Entgegen der Darstellung von Gapski ist von einer "Übertragung" von Medienkompetenz bei Baacke allerdings nie die Rede gewesen. Wohl aber wird mit dem Begriff der Medienkompetenz und anders als bei Gapski angenommen, dass es sich bei Unternehmen nicht um mit freiem Willen ausgestattete Wesen handelt. Unternehmen haben daher nur Kompetenz, insofern die MitarbeiterInnen Kompetenzen haben.

Die bisher genannten Definitionen des Medienkompetenzbegriffs liefern keinen systematischen Bezug auf einen Wissensbestand oder bestimmte materielle Zeichenträger. Sie geben jeweils eine Klassifikation in der Absicht der Formulierung von Erziehungszielen an. In empirischer Lesart können diese Ziele als Konstrukte verstanden werden, die zu operationalisieren und dabei auf Wissensbestände und materielle Zeichenträger zu beziehen sind. Da der Medienkompetenzbegriff aber meist als Zielbegriff für Erziehung und Unterricht, und nicht als empirischer Begriff verwendet wird, liegen nur wenige Arbeiten zur Operationalisierung des Medienkompetenzbegriffs vor. Im Wesentlichen sind hier die Arbeiten von Treumann et al. (2002, 2007), Senkbeil et al. 2013 sowie Klimmt et al. (2014) zu nennen. Die drei Ansätze verfolgen dabei unterschiedliche Absichten und operationalisieren den Medienkompetenzbegriff daher auch verschieden.

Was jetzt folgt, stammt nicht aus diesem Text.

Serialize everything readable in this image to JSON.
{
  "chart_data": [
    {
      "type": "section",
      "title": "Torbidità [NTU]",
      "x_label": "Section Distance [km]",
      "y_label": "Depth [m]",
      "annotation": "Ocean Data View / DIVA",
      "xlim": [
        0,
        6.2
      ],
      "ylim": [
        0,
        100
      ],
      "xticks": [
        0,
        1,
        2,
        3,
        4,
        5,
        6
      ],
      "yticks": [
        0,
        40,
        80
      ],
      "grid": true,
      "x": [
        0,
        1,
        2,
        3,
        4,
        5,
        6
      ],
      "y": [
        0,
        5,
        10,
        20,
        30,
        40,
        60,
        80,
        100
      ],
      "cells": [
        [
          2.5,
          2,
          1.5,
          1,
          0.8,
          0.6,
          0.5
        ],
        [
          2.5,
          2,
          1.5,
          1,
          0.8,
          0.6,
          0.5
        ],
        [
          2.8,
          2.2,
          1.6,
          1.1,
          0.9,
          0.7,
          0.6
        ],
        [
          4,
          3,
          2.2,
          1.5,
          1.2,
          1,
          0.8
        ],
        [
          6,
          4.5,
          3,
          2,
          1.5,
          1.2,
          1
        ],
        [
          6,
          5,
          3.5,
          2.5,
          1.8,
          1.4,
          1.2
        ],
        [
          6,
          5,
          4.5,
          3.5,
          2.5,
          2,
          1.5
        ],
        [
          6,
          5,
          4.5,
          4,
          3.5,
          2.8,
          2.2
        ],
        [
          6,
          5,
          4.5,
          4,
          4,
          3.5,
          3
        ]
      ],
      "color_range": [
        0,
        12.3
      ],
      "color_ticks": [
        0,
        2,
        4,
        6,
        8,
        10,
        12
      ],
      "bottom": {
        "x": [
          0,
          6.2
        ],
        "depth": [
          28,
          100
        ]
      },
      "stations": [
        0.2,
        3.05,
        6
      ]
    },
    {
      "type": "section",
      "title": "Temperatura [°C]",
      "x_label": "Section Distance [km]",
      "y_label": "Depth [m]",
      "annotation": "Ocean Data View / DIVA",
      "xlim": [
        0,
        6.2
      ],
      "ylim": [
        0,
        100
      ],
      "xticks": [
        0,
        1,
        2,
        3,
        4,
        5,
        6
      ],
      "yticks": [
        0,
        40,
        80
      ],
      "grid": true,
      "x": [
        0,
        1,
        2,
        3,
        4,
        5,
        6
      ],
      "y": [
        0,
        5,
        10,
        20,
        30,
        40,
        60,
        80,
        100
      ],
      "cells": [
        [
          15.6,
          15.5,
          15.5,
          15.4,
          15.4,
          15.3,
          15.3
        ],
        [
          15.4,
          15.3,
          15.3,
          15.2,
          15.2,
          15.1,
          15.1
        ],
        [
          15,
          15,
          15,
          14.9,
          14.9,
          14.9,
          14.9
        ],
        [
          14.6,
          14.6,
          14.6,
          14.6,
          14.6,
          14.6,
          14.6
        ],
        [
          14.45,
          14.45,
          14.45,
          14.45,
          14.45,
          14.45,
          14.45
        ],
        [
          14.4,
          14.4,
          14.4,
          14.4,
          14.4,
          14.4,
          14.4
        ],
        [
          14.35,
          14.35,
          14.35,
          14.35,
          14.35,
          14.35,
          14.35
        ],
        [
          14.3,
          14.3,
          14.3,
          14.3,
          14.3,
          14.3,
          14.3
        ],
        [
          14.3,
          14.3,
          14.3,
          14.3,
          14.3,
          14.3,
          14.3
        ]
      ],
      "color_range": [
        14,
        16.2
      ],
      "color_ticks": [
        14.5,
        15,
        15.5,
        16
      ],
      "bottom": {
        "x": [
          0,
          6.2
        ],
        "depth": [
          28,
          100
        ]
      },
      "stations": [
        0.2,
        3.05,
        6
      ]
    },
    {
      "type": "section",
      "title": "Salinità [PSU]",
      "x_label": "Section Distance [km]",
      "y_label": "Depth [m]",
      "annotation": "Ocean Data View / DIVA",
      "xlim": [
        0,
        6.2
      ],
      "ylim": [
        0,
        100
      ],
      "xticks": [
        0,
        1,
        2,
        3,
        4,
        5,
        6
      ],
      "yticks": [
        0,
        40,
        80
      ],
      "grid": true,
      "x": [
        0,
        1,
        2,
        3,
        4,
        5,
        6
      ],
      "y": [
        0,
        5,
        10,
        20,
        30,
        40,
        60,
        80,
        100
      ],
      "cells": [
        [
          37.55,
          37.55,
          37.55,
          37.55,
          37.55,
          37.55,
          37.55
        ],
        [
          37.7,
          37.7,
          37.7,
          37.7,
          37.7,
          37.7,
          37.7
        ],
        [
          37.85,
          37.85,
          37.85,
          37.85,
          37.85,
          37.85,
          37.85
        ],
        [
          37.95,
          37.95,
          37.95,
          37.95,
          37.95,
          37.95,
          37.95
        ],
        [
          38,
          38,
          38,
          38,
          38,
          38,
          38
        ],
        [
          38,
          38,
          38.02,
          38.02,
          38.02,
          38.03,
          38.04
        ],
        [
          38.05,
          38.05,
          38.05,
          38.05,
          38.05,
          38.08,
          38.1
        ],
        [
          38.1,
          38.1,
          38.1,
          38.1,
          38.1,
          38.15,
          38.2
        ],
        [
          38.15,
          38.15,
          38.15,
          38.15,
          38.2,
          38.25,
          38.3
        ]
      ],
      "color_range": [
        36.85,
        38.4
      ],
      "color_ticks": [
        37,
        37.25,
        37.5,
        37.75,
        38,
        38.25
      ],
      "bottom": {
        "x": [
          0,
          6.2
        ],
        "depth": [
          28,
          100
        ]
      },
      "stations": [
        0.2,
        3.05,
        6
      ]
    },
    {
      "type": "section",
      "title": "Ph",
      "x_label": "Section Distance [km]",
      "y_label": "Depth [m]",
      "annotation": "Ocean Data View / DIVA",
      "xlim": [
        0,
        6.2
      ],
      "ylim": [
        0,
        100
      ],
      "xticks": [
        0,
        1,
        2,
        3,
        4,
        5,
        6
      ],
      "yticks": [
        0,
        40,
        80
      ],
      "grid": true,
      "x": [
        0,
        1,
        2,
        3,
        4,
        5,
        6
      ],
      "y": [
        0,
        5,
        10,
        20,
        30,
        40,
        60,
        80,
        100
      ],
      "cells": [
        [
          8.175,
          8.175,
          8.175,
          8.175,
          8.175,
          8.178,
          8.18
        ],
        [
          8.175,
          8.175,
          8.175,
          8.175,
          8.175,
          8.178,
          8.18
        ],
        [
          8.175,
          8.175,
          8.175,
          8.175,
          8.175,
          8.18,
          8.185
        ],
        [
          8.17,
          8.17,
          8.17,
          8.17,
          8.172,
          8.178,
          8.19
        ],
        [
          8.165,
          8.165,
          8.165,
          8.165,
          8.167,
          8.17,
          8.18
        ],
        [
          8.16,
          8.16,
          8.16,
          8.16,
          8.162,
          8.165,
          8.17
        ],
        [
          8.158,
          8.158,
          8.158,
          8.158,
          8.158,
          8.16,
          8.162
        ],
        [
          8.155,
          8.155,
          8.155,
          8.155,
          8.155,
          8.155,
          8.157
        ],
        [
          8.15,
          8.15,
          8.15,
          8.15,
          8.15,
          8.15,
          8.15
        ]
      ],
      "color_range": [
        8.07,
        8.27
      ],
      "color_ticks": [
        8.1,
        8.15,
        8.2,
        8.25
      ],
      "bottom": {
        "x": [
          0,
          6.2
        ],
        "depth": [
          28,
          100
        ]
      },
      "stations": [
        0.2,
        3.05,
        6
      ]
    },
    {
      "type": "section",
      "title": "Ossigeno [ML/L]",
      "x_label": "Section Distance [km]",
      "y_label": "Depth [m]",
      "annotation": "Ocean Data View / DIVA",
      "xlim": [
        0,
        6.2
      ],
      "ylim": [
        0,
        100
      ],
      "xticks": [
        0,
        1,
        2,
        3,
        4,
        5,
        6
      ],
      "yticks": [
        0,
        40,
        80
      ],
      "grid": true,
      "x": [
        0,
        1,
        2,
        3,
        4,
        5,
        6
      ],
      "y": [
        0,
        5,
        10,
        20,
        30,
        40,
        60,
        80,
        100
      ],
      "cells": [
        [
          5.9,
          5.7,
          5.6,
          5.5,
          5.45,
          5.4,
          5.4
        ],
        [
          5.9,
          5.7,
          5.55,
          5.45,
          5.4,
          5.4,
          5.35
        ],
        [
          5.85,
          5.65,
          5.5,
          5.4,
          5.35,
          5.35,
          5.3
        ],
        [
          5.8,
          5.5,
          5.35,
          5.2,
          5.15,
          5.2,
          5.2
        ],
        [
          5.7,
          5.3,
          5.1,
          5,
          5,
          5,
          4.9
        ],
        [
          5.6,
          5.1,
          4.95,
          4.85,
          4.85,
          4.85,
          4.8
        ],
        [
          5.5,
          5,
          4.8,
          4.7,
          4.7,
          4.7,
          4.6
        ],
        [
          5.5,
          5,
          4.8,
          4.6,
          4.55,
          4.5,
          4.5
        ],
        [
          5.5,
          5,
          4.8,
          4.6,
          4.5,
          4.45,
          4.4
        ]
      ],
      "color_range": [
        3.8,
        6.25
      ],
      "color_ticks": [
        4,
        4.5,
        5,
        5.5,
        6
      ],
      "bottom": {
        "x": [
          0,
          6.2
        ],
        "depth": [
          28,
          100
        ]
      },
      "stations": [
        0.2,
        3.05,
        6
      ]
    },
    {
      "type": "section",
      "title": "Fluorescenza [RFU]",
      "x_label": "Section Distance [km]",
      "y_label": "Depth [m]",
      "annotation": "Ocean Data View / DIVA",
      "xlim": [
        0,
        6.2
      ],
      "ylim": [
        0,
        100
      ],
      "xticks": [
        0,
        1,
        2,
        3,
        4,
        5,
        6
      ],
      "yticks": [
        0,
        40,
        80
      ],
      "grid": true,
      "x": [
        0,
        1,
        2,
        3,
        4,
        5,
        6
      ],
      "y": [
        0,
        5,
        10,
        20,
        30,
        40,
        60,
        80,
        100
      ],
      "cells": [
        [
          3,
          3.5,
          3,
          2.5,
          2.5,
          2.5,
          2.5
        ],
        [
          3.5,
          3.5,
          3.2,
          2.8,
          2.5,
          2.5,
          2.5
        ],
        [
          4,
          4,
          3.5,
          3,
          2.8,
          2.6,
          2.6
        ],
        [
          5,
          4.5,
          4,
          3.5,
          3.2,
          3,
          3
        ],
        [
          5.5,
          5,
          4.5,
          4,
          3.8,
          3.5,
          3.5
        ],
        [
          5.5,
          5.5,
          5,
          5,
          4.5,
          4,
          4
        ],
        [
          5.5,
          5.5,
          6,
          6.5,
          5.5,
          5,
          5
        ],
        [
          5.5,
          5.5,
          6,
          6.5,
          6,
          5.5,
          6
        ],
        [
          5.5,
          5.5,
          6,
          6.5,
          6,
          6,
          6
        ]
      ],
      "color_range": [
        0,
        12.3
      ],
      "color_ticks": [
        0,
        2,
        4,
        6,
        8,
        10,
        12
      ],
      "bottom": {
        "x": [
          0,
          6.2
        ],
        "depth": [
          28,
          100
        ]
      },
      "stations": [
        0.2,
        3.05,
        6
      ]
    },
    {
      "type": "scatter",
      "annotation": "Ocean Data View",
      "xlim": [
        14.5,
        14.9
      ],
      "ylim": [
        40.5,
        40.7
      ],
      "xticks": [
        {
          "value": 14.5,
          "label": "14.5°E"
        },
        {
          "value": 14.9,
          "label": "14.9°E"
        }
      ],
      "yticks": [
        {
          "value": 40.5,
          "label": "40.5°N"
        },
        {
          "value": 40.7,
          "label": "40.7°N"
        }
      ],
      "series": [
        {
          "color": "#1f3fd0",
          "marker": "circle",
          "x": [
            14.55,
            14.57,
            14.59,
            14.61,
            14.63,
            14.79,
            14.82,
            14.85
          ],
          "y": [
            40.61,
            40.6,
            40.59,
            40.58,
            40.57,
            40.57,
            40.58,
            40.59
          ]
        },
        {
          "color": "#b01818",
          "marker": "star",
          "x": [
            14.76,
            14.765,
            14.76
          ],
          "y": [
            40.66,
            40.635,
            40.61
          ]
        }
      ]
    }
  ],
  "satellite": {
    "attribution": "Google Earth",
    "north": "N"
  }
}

Die Studie von Treumann et al. (2002) zielt darauf ab, vor dem Hintergrund der Wissensklufthypothese zu messen, ob Benachteiligungen bestimmter Bevölkerungsgruppen und insbesondere der älteren Generation vorhanden sind, so dass diese Bevölkerungsgruppen aufgrund einer geringen Medienkompetenz die Möglichkeiten und Chancen insbesondere von neuen Medien nicht nutzen können (ebd, 15ff.). Dabei wird als theoretischer Rahmen für die Untersuchung der Medienkompetenz der von Baacke vorgeschlagene Begriff verwendet. Das gilt auch für die Studie von Treumann et al. (2007), in der die Medienkompetenz und das Medienhandeln von Jugendlichen untersucht wird.

Die Studie von Klimmt et al. zielt darauf ab, im Blick auf die Berufspraxis "das (ausreichende oder unzureichende) Niveau der Medienkompetenz in der Bevölkerung zu bemessen" (Klimmt et al. 2014: 2). Entwickelt wurde ein Instrument für 15- 17-jährige Jugendliche, mit dem Medienkritikfähigkeit, die in Anlehnung an Groeben und Hurrelmann definiert wird, gemessen werden kann, andere Aspekte der Medienkompetenz aber explizit nicht berücksichtigt werden. In der Studie von Senkbeil et al. (2013) wird wie bei Klimmt et al. die Arbeitswelt Erwachsener zugrunde gelegt, um die Medienkompetenz von Kindern und Jugendlichen zu testen.

Während es nun für Erwachsene in vielen Berufen möglicherweise sinnvoll ist, über Grundkenntnisse der Formelerstellung in Tabellenkalkulationen oder ein Verständnis des Nicht-Operators zu verfügen, die im Instrument von Senkbeil et al. erfragt werden, sieht die Lebenswelt von Kindern und Jugendlichen oft anders aus. Daher kann das Ergebnis von so angelegten Untersuchungen nur sein, dass festgestellt wird, dass Kinder und Jugendliche nur teilweise über das von Erwachsenen erwartete Wissen verfügen. Ein solches Ergebnis ist nicht überraschend, sondern vielmehr zu erwarten. Das Gleiche gilt für die Studie von Klimmt, die mit Blick auf die Berufspraxis ebenfalls die Arbeitswelt zum Maßstab für das Handeln von Kindern und Jugendlichen macht und daher keine relevanten Aussagen über eine für Kinder und Jugendliche sinnvolle Medienkompetenz liefern kann.

Daher wird hier die Studie von Treumann et al. (2007) und die dort vorgenommene Operationalisierung, die auf die Lebenswelt von Jugendlichen bezogen ist, zur Kontrastierung mit den von den SchülerInnen entwickelten Fragen herangezogen. In der Studie von Treumann wurde ausgehend von dem Medienkompetenzbegriff von Baacke ein Instrument mit insgesamt 121 Fragen entwickelt, das neben Fragen zur Medienkompetenz auch Fragen zur Soziodemographie, zum Freizeitverhalten und zur Jugendkultur enthält. Die Daten wurden an einer repräsentativen Stichprobe erhoben.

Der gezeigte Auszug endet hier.